製品の機能は多岐にわたりますが、選定の結果を左右するのは一部の機能です。 FitGapの要件の優先度チャートは、各機能を"必要とする企業の多さ"と"製品ごとの対応差"で4つに整理し、比較の優先順位をわかりやすく示します。
選定の決め手
📂ナレッジの蓄積・整理方式
Wiki形式・FAQ形式・フォルダ形式など、ナレッジの入力・分類の仕組みは製品ごとに大きく異なります。

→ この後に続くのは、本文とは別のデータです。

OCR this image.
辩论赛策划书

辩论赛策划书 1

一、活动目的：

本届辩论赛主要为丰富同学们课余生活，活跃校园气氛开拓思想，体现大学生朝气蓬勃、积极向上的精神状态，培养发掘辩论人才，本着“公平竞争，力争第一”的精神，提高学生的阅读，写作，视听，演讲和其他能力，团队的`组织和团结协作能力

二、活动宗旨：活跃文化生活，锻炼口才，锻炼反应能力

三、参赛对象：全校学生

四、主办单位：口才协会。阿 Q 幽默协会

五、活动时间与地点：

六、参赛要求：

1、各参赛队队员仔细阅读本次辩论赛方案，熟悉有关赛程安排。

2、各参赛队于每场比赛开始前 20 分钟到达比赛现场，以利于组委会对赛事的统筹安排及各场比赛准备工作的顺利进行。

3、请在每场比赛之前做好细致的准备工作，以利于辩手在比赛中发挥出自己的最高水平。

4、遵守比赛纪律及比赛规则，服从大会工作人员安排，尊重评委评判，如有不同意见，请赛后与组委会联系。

現場が「書きやすく・探しやすい」構造かどうかは、定着率に直結する最重要ポイントです。
🔍全文検索の精度と対応範囲
Office文書やPDF、画像内テキストまで横断検索できる製品と、タイトル検索程度にとどまる製品では、情報の引き出しやすさに大きな差が出ます。FitGapでは、日本語特有の表記ゆれ対応も重視すべきと考えます。
🔐アクセス権限・閲覧制御の細かさ
部署別・役職別・プロジェクト別など、細かい単位で閲覧・編集権限を設定できるかは、オンプレミスを選ぶ企業ほど重要になります。機密情報を扱う部門では必須の差別化要件です。
🔗既存システムとの連携性
Active DirectoryやLDAP認証、社内ポータル、グループウェアなど既存のITインフラとスムーズに統合できるかが、オンプレミス導入の成否を左右します。API公開の有無もチェックポイントです。
🤖AI活用機能の有無
AIによるナレッジの自動分類・要約生成・関連記事レコメンドなど、蓄積したナレッジを能動的に活用できる機能の有無は、近年急速に差が開いている領域です。FitGapでは今後の拡張性も含めて確認することを推奨します。
🛠️カスタマイズの自由度
オンプレミスを選ぶ理由の一つがカスタマイズ性です。画面レイアウト・ワークフロー・入力テンプレートなどを自社の業務に合わせて柔軟に変更できるかは、製品選定における大きな分かれ目になります。
🖥️サーバー構成・拡張性
将来的なユーザー数増加やデータ量の拡大に対して、サーバーの増設やクラスタ構成への対応がスムーズかは、オンプレミスならではの重要な検討事項です。冗長構成の可否も確認が必要です。
一部の企業で必須
🌐多言語対応
海外拠点を持つ企業や外国籍社員が多い企業では、UIの多言語切替やナレッジの多言語管理が必要です。国内のみで運用する企業では優先度が下がります。
📱モバイルデバイス対応
営業職や現場作業員がスマートフォン・タブレットからナレッジを参照する運用では、モバイル対応が不可欠です。デスクワーク中心の企業では優先度は低めになります。
✅ワークフロー・承認機能
ナレッジ公開前に上長の承認プロセスを挟みたい企業では重要ですが、全員がフラットに投稿・編集できる文化の組織では不要な場合もあります。
📢外部公開(顧客向けFAQ)機能
社内ナレッジの一部を顧客向けFAQやヘルプセンターとして外部公開したい場合に必要です。社内利用のみの場合は不要です。
🎬動画・マルチメディア管理
製造現場の作業手順やトレーニング動画を扱う企業では、動画のアップロード・再生・検索機能が求められます。テキスト中心の運用であれば優先度は下がります。
📖オープンソース対応
自社エンジニアによる独自改修やコスト削減を重視する企業では、OSSベースの製品が有力な選択肢になります。ベンダーサポートを重視する企業には適さないケースもあります。
ほぼ全製品が対応
📝バージョン管理・変更履歴
ほぼ全てのナレッジマネジメントツールが記事の編集履歴や差分表示に対応しています。ナレッジの更新が前提となるツールでは標準的な機能です。
💬コメント・フィードバック機能
記事へのコメントやリアクション機能は、大半の製品に備わっています。ナレッジの質を高める双方向のやり取りを支える基本機能です。
📋テンプレート機能
マニュアル・議事録・FAQなどの定型フォーマットをテンプレートとして用意する機能は、ほとんどの製品が標準搭載しています。
🔔通知・更新アラート
ナレッジの新規追加や更新時にメールやアプリ内で通知を送る機能は、ほぼ全製品で対応しており、大きな差は生まれにくい要件です。
優先度が低い
🏆ゲーミフィケーション機能
投稿数に応じたバッジやランキング表示など、利用促進を目的としたゲーミフィケーション機能は、ナレッジの質に直結しにくいため、選定の決め手にはなりにくいです。
📰SNS風タイムライン表示
社内SNSのように投稿がタイムラインで流れるUI機能は、好みの問題に近く、ナレッジの蓄積・検索という本質的な要件からは外れるため、優先度は低めです。
オンプレミスのナレッジマネジメントツールの選び方
1.自社のナレッジ課題を「探す問題」か「貯める問題」かで切り分ける
最初に確認すべきは、自社の課題が『すでに大量にある情報が見つからない』のか、『そもそもナレッジが整理・蓄積されていない』のかという点です。前者であればエンタープライズサーチタイプ(QuickSolutionやSharePointなど)が候補の中心になりますし、後者であればWiki・ドキュメント共同編集タイプ(ConfluenceやMediaWikiなど)が軸になります。また、ナレッジ管理を単独で導入するのではなく日常のグループウェア利用の延長で定着させたいなら、プラットフォーム統合タイプ(Desknet's AppSuiteやBitrix24など)が最適です。FitGapでは、この最初の切り分けを曖昧にしたまま製品比較に入ると、評価軸がブレて選定が長期化する原因になると考えています。